Source: WRAL
In the lead-up to North Carolina’s 2024 gubernatorial primary election, a stark divide between the Democratic and Republican candidates on their views of the Jan. 6, 2021, attack on the U.S. Capitol remains evident.
The country just marked the third anniversary of the insurrection earlier this month, and the debate over that day’s events and the fallout is still (somehow) contested.
While Democratic hopefuls like North Carolina Attorney General Josh Stein and former Supreme Court Justice Mike Morgan denounce the Capitol attack as a “treacherous insurrection” and call for accountability in the courts, their Republican counterparts, including Lt. Governor Mark Robinson, downplay the attack’s severity and even promote conspiracy theories about the legitimacy of the 2020 election. Both the presidential and gubernatorial primaries are contests whose outcomes will depend on Trump’s popularity and his endorsement of Robinson.

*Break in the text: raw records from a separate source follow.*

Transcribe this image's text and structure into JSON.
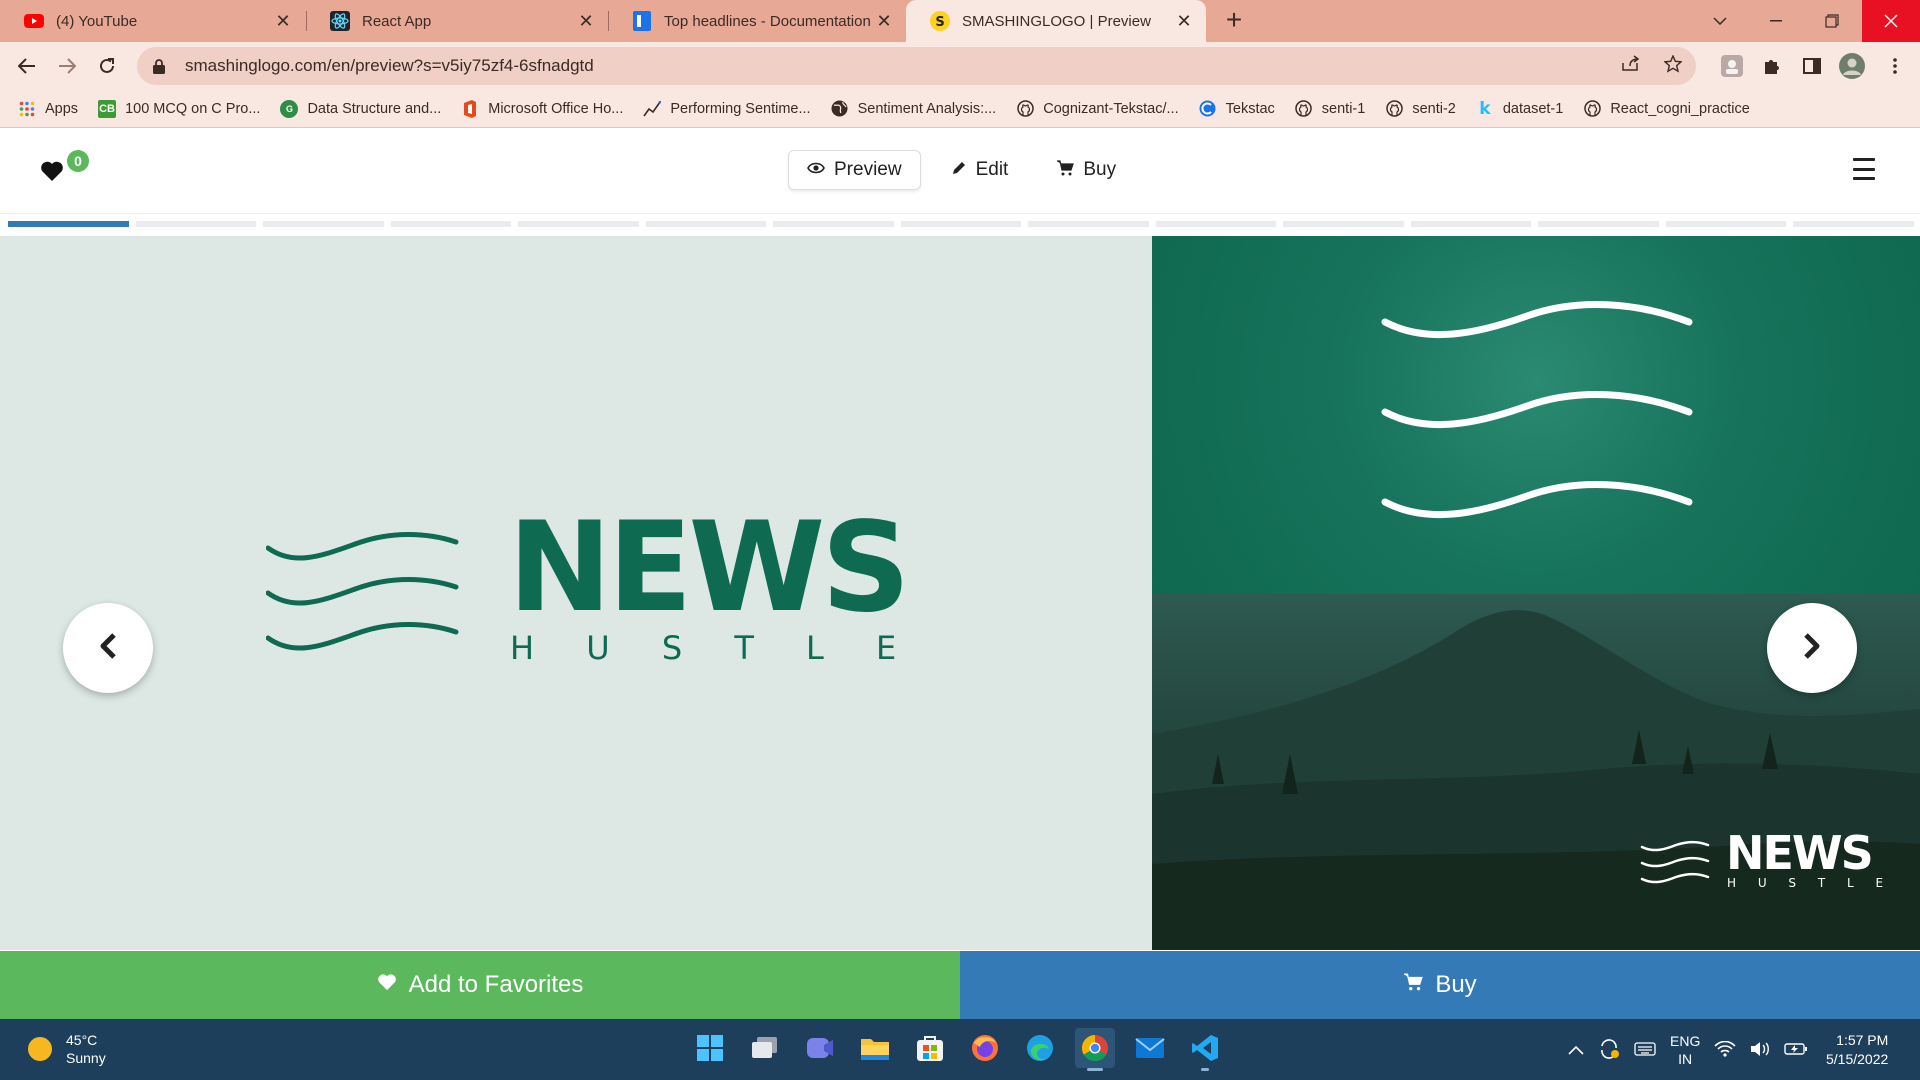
{
  "browser": {
    "tabs": [
      {
        "title": "(4) YouTube",
        "icon": "youtube-icon"
      },
      {
        "title": "React App",
        "icon": "react-icon"
      },
      {
        "title": "Top headlines - Documentation - ",
        "icon": "document-icon"
      },
      {
        "title": "SMASHINGLOGO | Preview",
        "icon": "smashinglogo-icon",
        "active": true
      }
    ],
    "url": "smashinglogo.com/en/preview?s=v5iy75zf4-6sfnadgtd",
    "bookmarks": [
      {
        "label": "Apps",
        "icon": "apps-grid-icon"
      },
      {
        "label": "100 MCQ on C Pro...",
        "icon": "cb-icon"
      },
      {
        "label": "Data Structure and...",
        "icon": "gfg-icon"
      },
      {
        "label": "Microsoft Office Ho...",
        "icon": "office-icon"
      },
      {
        "label": "Performing Sentime...",
        "icon": "chart-icon"
      },
      {
        "label": "Sentiment Analysis:...",
        "icon": "globe-icon"
      },
      {
        "label": "Cognizant-Tekstac/...",
        "icon": "github-icon"
      },
      {
        "label": "Tekstac",
        "icon": "tekstac-icon"
      },
      {
        "label": "senti-1",
        "icon": "github-icon"
      },
      {
        "label": "senti-2",
        "icon": "github-icon"
      },
      {
        "label": "dataset-1",
        "icon": "kaggle-icon"
      },
      {
        "label": "React_cogni_practice",
        "icon": "github-icon"
      }
    ]
  },
  "site": {
    "favorites_count": "0",
    "nav": {
      "preview": "Preview",
      "edit": "Edit",
      "buy": "Buy"
    },
    "progress": {
      "total_steps": 15,
      "completed_steps": 1
    },
    "logo": {
      "word": "NEWS",
      "sub": "H U S T L E"
    },
    "actions": {
      "favorites": "Add to Favorites",
      "buy": "Buy"
    },
    "colors": {
      "brand_green": "#0e6a50",
      "favorites_green": "#5cb85c",
      "buy_blue": "#337ab7"
    }
  },
  "taskbar": {
    "weather_temp": "45°C",
    "weather_desc": "Sunny",
    "lang_top": "ENG",
    "lang_bottom": "IN",
    "time": "1:57 PM",
    "date": "5/15/2022"
  }
}
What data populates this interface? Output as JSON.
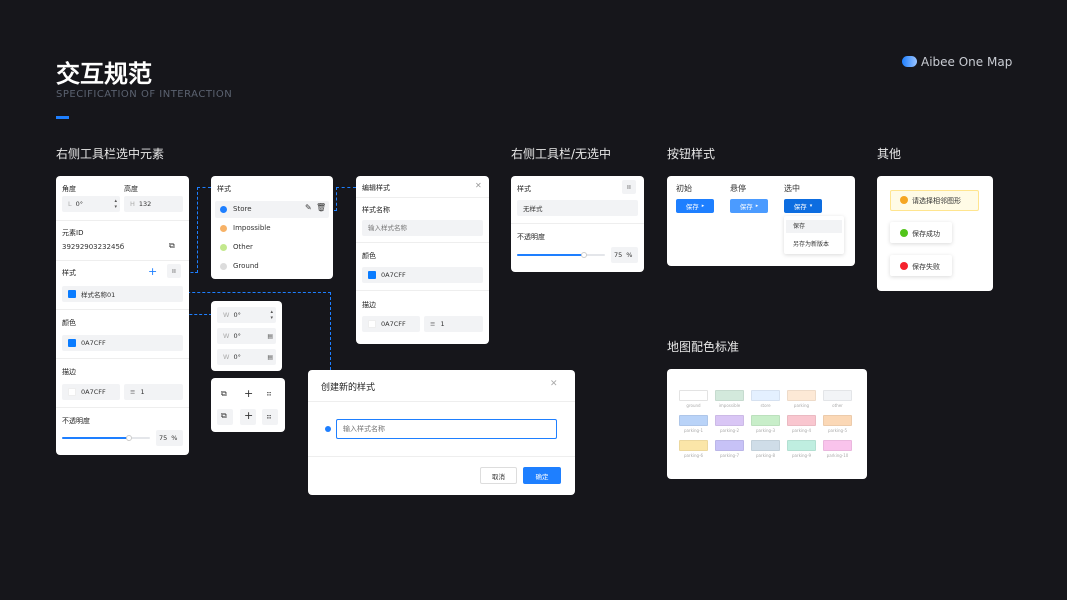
{
  "header": {
    "title": "交互规范",
    "subtitle": "SPECIFICATION OF INTERACTION",
    "brand": "Aibee One Map",
    "brand_icon": "aibee-logo-icon",
    "accent": "#1e7fff"
  },
  "sections": {
    "s1": "右侧工具栏选中元素",
    "s2": "右侧工具栏/无选中",
    "s3": "按钮样式",
    "s4": "其他",
    "s5": "地图配色标准"
  },
  "panel1": {
    "angle_label": "角度",
    "height_label": "高度",
    "angle_prefix": "L",
    "angle_value": "0°",
    "height_prefix": "H",
    "height_value": "132",
    "id_label": "元素ID",
    "id_value": "3929290323245б",
    "style_label": "样式",
    "style_value": "样式名称01",
    "color_label": "颜色",
    "color_value": "0A7CFF",
    "stroke_label": "描边",
    "stroke_color": "0A7CFF",
    "stroke_width": "1",
    "opacity_label": "不透明度",
    "opacity_value": "75",
    "opacity_unit": "%",
    "opacity_fraction": 0.75
  },
  "style_list": {
    "title": "样式",
    "items": [
      {
        "label": "Store",
        "color": "#1e7fff"
      },
      {
        "label": "Impossible",
        "color": "#f7b267"
      },
      {
        "label": "Other",
        "color": "#c3e88d"
      },
      {
        "label": "Ground",
        "color": "#dcdcdc"
      }
    ]
  },
  "edit_style": {
    "title": "编辑样式",
    "name_label": "样式名称",
    "name_placeholder": "输入样式名称",
    "color_label": "颜色",
    "color_value": "0A7CFF",
    "stroke_label": "描边",
    "stroke_color": "0A7CFF",
    "stroke_width": "1"
  },
  "angle_panel": {
    "rows": [
      {
        "prefix": "W",
        "value": "0°"
      },
      {
        "prefix": "W",
        "value": "0°"
      },
      {
        "prefix": "W",
        "value": "0°"
      }
    ]
  },
  "create_dialog": {
    "title": "创建新的样式",
    "placeholder": "输入样式名称",
    "cancel": "取消",
    "ok": "确定"
  },
  "panel2": {
    "style_label": "样式",
    "style_value": "无样式",
    "opacity_label": "不透明度",
    "opacity_value": "75",
    "opacity_unit": "%",
    "opacity_fraction": 0.75
  },
  "buttons": {
    "state1": "初始",
    "state2": "悬停",
    "state3": "选中",
    "save": "保存",
    "menu": [
      "保存",
      "另存为新版本"
    ]
  },
  "other": {
    "warn": "请选择相邻图形",
    "success": "保存成功",
    "fail": "保存失败",
    "warn_color": "#f5a623",
    "success_color": "#52c41a",
    "fail_color": "#f5222d"
  },
  "palette": [
    {
      "label": "ground",
      "color": "#ffffff"
    },
    {
      "label": "impossible",
      "color": "#d3e9dc"
    },
    {
      "label": "store",
      "color": "#e4f0ff"
    },
    {
      "label": "parking",
      "color": "#fde9d6"
    },
    {
      "label": "other",
      "color": "#f2f4f7"
    },
    {
      "label": "parking-1",
      "color": "#b9d3f8"
    },
    {
      "label": "parking-2",
      "color": "#d9c6f5"
    },
    {
      "label": "parking-3",
      "color": "#c8eec9"
    },
    {
      "label": "parking-4",
      "color": "#f9c6cf"
    },
    {
      "label": "parking-5",
      "color": "#fbd8b6"
    },
    {
      "label": "parking-6",
      "color": "#fbe6a8"
    },
    {
      "label": "parking-7",
      "color": "#c7c2f7"
    },
    {
      "label": "parking-8",
      "color": "#cfdde8"
    },
    {
      "label": "parking-9",
      "color": "#bfeee0"
    },
    {
      "label": "parking-10",
      "color": "#f9c3ec"
    }
  ]
}
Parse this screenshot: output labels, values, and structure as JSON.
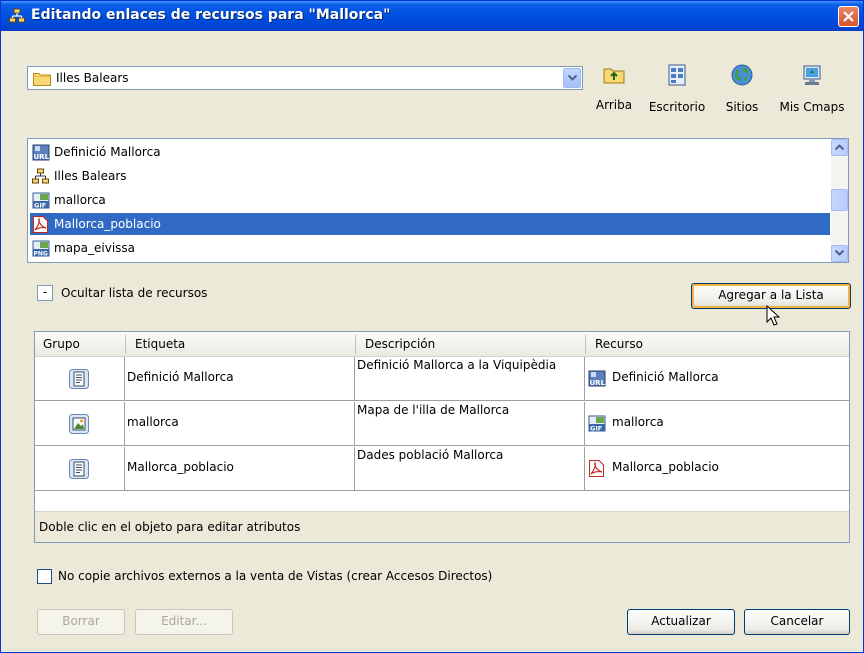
{
  "window": {
    "title": "Editando enlaces de recursos para \"Mallorca\""
  },
  "folder": {
    "value": "Illes Balears"
  },
  "nav": [
    {
      "label": "Arriba",
      "icon": "up-folder-icon"
    },
    {
      "label": "Escritorio",
      "icon": "desktop-icon"
    },
    {
      "label": "Sitios",
      "icon": "globe-icon"
    },
    {
      "label": "Mis Cmaps",
      "icon": "my-cmaps-icon"
    }
  ],
  "resources": [
    {
      "label": "Definició Mallorca",
      "icon": "url-icon"
    },
    {
      "label": "Illes Balears",
      "icon": "cmap-icon"
    },
    {
      "label": "mallorca",
      "icon": "gif-icon"
    },
    {
      "label": "Mallorca_poblacio",
      "icon": "pdf-icon",
      "selected": true
    },
    {
      "label": "mapa_eivissa",
      "icon": "png-icon"
    }
  ],
  "toggle": {
    "symbol": "-",
    "label": "Ocultar lista de recursos"
  },
  "add_button": "Agregar a la Lista",
  "table": {
    "headers": [
      "Grupo",
      "Etiqueta",
      "Descripción",
      "Recurso"
    ],
    "rows": [
      {
        "group_icon": "document-group-icon",
        "label": "Definició Mallorca",
        "description": "Definició Mallorca a la Viquipèdia",
        "resource": "Definició Mallorca",
        "resource_icon": "url-icon"
      },
      {
        "group_icon": "image-group-icon",
        "label": "mallorca",
        "description": "Mapa de l'illa de Mallorca",
        "resource": "mallorca",
        "resource_icon": "gif-icon"
      },
      {
        "group_icon": "document-group-icon",
        "label": "Mallorca_poblacio",
        "description": "Dades població Mallorca",
        "resource": "Mallorca_poblacio",
        "resource_icon": "pdf-icon"
      }
    ],
    "status": "Doble clic en el objeto para editar atributos"
  },
  "checkbox": {
    "label": "No copie archivos externos a la venta de Vistas (crear Accesos Directos)",
    "checked": false
  },
  "buttons": {
    "delete": "Borrar",
    "edit": "Editar...",
    "update": "Actualizar",
    "cancel": "Cancelar"
  },
  "colors": {
    "selection": "#316ac5",
    "titlebar": "#0050e0",
    "dialog": "#ece9d8"
  }
}
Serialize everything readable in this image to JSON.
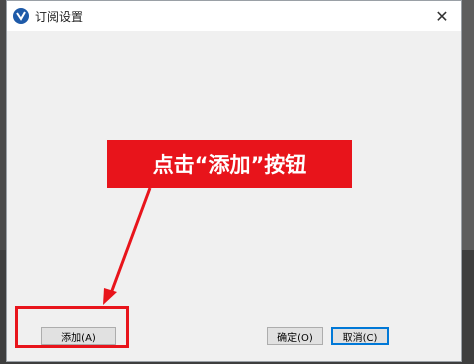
{
  "window": {
    "title": "订阅设置",
    "close_glyph": "✕",
    "icon": "app-logo-icon"
  },
  "buttons": {
    "add_label": "添加(A)",
    "ok_label": "确定(O)",
    "cancel_label": "取消(C)"
  },
  "annotation": {
    "callout_text": "点击“添加”按钮",
    "color": "#e8141b"
  }
}
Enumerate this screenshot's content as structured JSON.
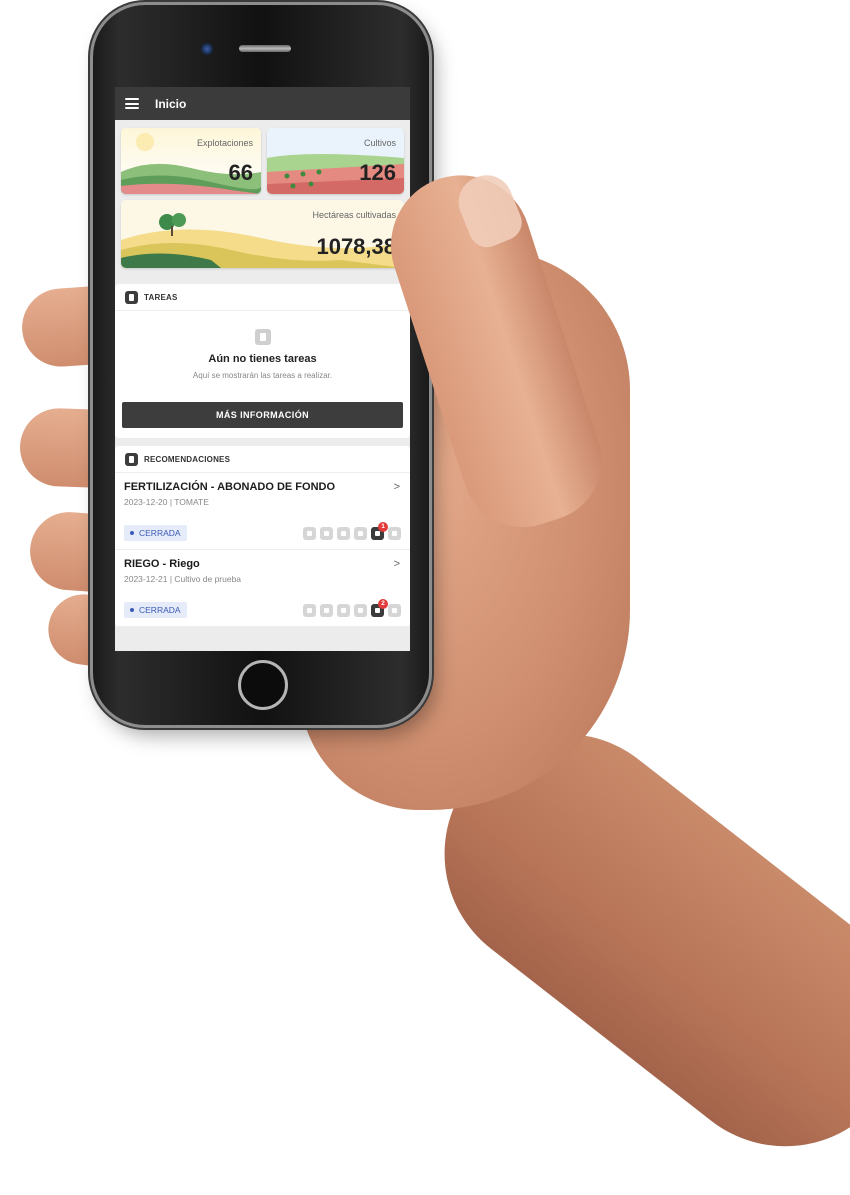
{
  "app": {
    "title": "Inicio"
  },
  "stats": {
    "explotaciones": {
      "label": "Explotaciones",
      "value": "66"
    },
    "cultivos": {
      "label": "Cultivos",
      "value": "126"
    },
    "hectareas": {
      "label": "Hectáreas cultivadas",
      "value": "1078,38"
    }
  },
  "tasks": {
    "header": "TAREAS",
    "empty_title": "Aún no tienes tareas",
    "empty_subtitle": "Aquí se mostrarán las tareas a realizar.",
    "button_label": "MÁS INFORMACIÓN"
  },
  "recommendations": {
    "header": "RECOMENDACIONES",
    "items": [
      {
        "title": "FERTILIZACIÓN - ABONADO DE FONDO",
        "subtitle": "2023-12-20 | TOMATE",
        "status": "CERRADA",
        "badge": "1"
      },
      {
        "title": "RIEGO - Riego",
        "subtitle": "2023-12-21 | Cultivo de prueba",
        "status": "CERRADA",
        "badge": "2"
      }
    ]
  },
  "colors": {
    "appbar": "#3b3b3b",
    "status_chip_bg": "#e5ebf8",
    "status_chip_text": "#3b5bb5",
    "badge": "#e23b3b"
  }
}
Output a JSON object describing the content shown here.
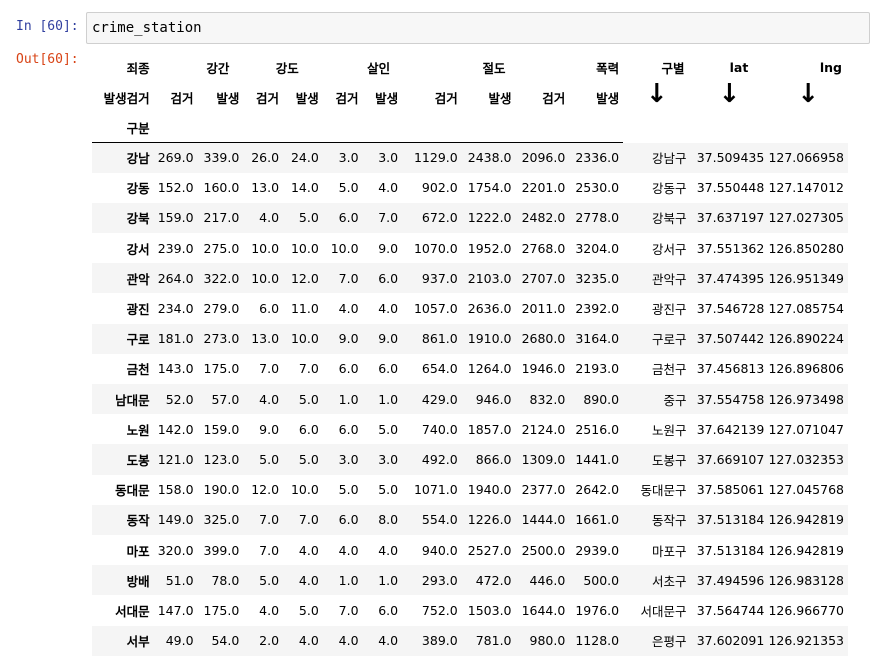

The attack on the Capitol left five people dead and put Trump under the microscope – and criminal investigation – for his actions and behavior leading up to the insurrection and in the aftermath. The twice-impeached former president is facing 91 criminal charges across four cases and is still asking for your vote even though he won’t believe the results unless he wins.
Trump has been complaining about the election being stolen from him since nearly the moment the last polling place closed in America on Election Day more than three years ago. The complaints have gotten him nowhere and could end up harming his candidacy more than helping it, Doug Heye, a DC-based Republican strategist from North Carolina told WRAL.
“Republicans would be massively better off, focusing on those issues that have Joe Biden‘s approval rating in the tank,” said Heye. “Other issues are at best distractions to be avoided.”
A day after the attack, Robinson put out a statement that blamed the insurrection on “rogue individuals” and said that the “acts were not patriotic.” He also unironically attacked politicians for “creating this environment” where “people believe that … they can and should commit radical acts of violence in order to push an agenda that they believe in.” Robinson wasn’t referring to himself or Trump, who literally directed protesters to head to the Capitol on the day of the insurrection.
Robinson and Trump have become friends over the last few years and the criminally indicted former president has praised Robinson multiple times and in return, Robinson has defended Trump with every fiber of his being. Robinson has repeatedly minimized the Jan. 6 attack and rejected any suggestion that Trump should bear any responsibility for it or be held accountable.
According to WRAL, Robinson referred to Jan. 6 as a “minor thing” at an East Wake Republican Club meeting in December 2023. At a Mitchell County event on July 21, 2022, Robinson described the insurrection as a “small debacle” and inaccurately said that only “one unarmed white woman was killed.”
In a July 12, 2022, Facebook post, Robinson called those who were arrested during the Jan. 6 attack “political prisoners.”
On the other side of the aisle, Stein, the leading Democratic gubernatorial candidate, has had no issue labeling the events of Jan. 6, 2021, exactly what they were.
Shortly after the riot, Stein’s office asked the public for information about North Carolinians who may have participated in the attack.
“Last week’s violent insurrection violated one of the most sacred principles of our democracy — the peaceful transfer of power as a result of a free and fair election,” Stein said in a press release at the time. “As Attorney General, I will do everything in my power, alongside my state and federal counterparts, to hold accountable the people who participated in this violence and broke the law.”
Robinson’s campaign declined WRAL’s request for comment on his past remarks about the Capitol attack.
Stein did respond to WRAL, saying that Robinson’s “conspiracy theories are un-American.”
“Lieutenant Governor Robinson — who has a history of promoting political violence – downplayed the violent insurrection and falsely claims that Joe Biden ‘stole’ the 2020 election,” Stein said. “As Governor, I will be a fierce defender of democracy and the right to vote.”
Morgan described the Jan. 6 attack as “a treacherous insurrection provoked by Donald Trump in a wretched selfish attempt, executed through misguided zealots, to retain the office of President.”